Output the standard deviation of the last number (parameter length; default 50) of samples. The length setting has to be set or changed before the synth is started. The standard deviation gives an impression of how much change there is in a signal. Based on the UGen StdDevUGen.

SumStdDevNode

As StdDevNode, but mixes down the outputs to one channel.

MedianNode

Output the median of the last number (parameter length; default 21) of samples. The length setting must be an odd number from 1 to 31. The output is a smoothed version of the signal, less sensitive to outliers. Based on the UGen Median.

- Physics -

FrictionNode

Inputs the input bus into a friction model, with adjustable friction, spring, damp, mass and beltmass. Based on the UGen Friction.

- Gating and triggering -

SchmidtNode

Output 1 if input signal is higher than parameter hi, output 0 if parameter lower than parameter lo. Based on the UGen Schmidt.

SchmidtGateNode

As above, but multiplies the output by the current input signal.

InRangeNode

Outputs 1 if the input is within the given range (between the parameters low and hi), otherwise 0. Based on the UGen InRange.

InRangeGateNode

Outputs the input value if the input is within the given range (between the parameters low and hi), otherwise 0. Based on the UGen InRange.

ToggleFFNode

Toggles between 0 and 1 upon a trigger on the input (transition from value smaller than or equal to zero to a value above zero). Based on the UGen ToggleFF.

ToggleFFGateNode

As above, but multiplies the output by the current input signal.

- Other nodes -

GridVectorNode

This calculates the directional vector in x,y, based on 9 input busses, assumed to be directions themselves in the order [ [ -1, 1 ], [ -1, 0 ], [ -1, -1 ], [ 0, 1 ], [ 0, 0 ], [ 0, -1 ], [ 1, 1 ], [ 1, 0 ], [ 1, -1 ] ].

- Trig Bus nodes -

SWTrigBusNode

experimental - This is the basic TrigBusNode. Instead of watching the bus at regular intervals, a TrigBusNode uses a SendTrig to set the data. A trigger is sent whenever the signal goes above the parameter threshold, or below. The output of this TrigBusNode are three times as many channels as the input (let's assume it has N channels), with the first N outputs being the strength of the trigger (how far it is above the threshold) above the threshold, the second N the strength of the trigger below the threshold, and the last N the on/off value (1 or 0).

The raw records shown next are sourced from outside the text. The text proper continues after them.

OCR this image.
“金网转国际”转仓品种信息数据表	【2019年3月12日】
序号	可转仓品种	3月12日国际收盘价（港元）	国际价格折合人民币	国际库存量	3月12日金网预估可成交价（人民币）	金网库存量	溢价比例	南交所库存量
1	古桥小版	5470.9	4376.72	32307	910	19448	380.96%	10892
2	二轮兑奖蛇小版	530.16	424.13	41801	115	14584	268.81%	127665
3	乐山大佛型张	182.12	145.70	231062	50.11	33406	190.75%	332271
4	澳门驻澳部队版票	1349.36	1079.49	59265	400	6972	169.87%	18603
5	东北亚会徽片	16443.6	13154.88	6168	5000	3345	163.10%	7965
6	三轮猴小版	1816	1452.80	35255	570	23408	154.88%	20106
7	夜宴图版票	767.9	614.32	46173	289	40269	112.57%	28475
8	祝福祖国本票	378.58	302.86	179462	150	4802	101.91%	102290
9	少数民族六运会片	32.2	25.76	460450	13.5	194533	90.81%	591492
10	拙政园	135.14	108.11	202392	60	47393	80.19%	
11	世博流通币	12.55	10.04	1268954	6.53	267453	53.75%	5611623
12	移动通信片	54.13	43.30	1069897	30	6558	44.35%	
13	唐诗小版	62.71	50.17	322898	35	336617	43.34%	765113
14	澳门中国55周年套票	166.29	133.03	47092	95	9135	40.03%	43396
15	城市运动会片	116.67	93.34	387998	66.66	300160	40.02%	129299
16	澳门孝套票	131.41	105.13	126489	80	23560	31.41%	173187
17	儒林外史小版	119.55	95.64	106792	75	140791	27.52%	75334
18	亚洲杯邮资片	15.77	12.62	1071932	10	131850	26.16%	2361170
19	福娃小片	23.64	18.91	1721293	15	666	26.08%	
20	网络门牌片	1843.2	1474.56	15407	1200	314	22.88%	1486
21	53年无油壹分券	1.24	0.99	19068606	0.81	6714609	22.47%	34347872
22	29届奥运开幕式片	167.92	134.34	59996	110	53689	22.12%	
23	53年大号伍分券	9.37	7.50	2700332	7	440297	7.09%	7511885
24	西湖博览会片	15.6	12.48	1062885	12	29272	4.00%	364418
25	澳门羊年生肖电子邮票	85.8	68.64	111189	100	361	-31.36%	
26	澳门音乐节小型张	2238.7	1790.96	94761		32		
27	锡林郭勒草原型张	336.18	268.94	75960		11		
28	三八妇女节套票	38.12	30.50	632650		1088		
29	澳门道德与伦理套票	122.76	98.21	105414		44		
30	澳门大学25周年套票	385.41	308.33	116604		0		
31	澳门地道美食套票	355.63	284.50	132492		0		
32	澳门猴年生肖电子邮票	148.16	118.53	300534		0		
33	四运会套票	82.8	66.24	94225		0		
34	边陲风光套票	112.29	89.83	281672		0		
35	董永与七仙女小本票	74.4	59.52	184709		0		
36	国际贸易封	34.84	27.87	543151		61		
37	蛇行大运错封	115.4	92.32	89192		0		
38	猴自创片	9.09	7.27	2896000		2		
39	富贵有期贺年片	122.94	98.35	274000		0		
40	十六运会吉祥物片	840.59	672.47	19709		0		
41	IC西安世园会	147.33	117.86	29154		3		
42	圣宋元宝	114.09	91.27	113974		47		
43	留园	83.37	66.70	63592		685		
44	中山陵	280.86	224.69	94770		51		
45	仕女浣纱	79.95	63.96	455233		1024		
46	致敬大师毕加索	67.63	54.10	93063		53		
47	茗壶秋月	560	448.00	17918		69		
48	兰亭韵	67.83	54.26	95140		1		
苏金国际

For this case, InRange may actually work more reliable. But this class may be useful for subclassing.

BeatListenNode

Beat tracker. The input bus should be audio rate. It outputs tempo and triggers for quarter note, eighth note and sixteenth note.
Based on the UGen BeatTrack.

MouseGridNode

Simulates a 6 by 4 matrix with a mouse, and gives triggers when it enters a field within the matrix.

TransitNode

experimental - Transition within a certain time frame (parameter time) between one input bus and several others.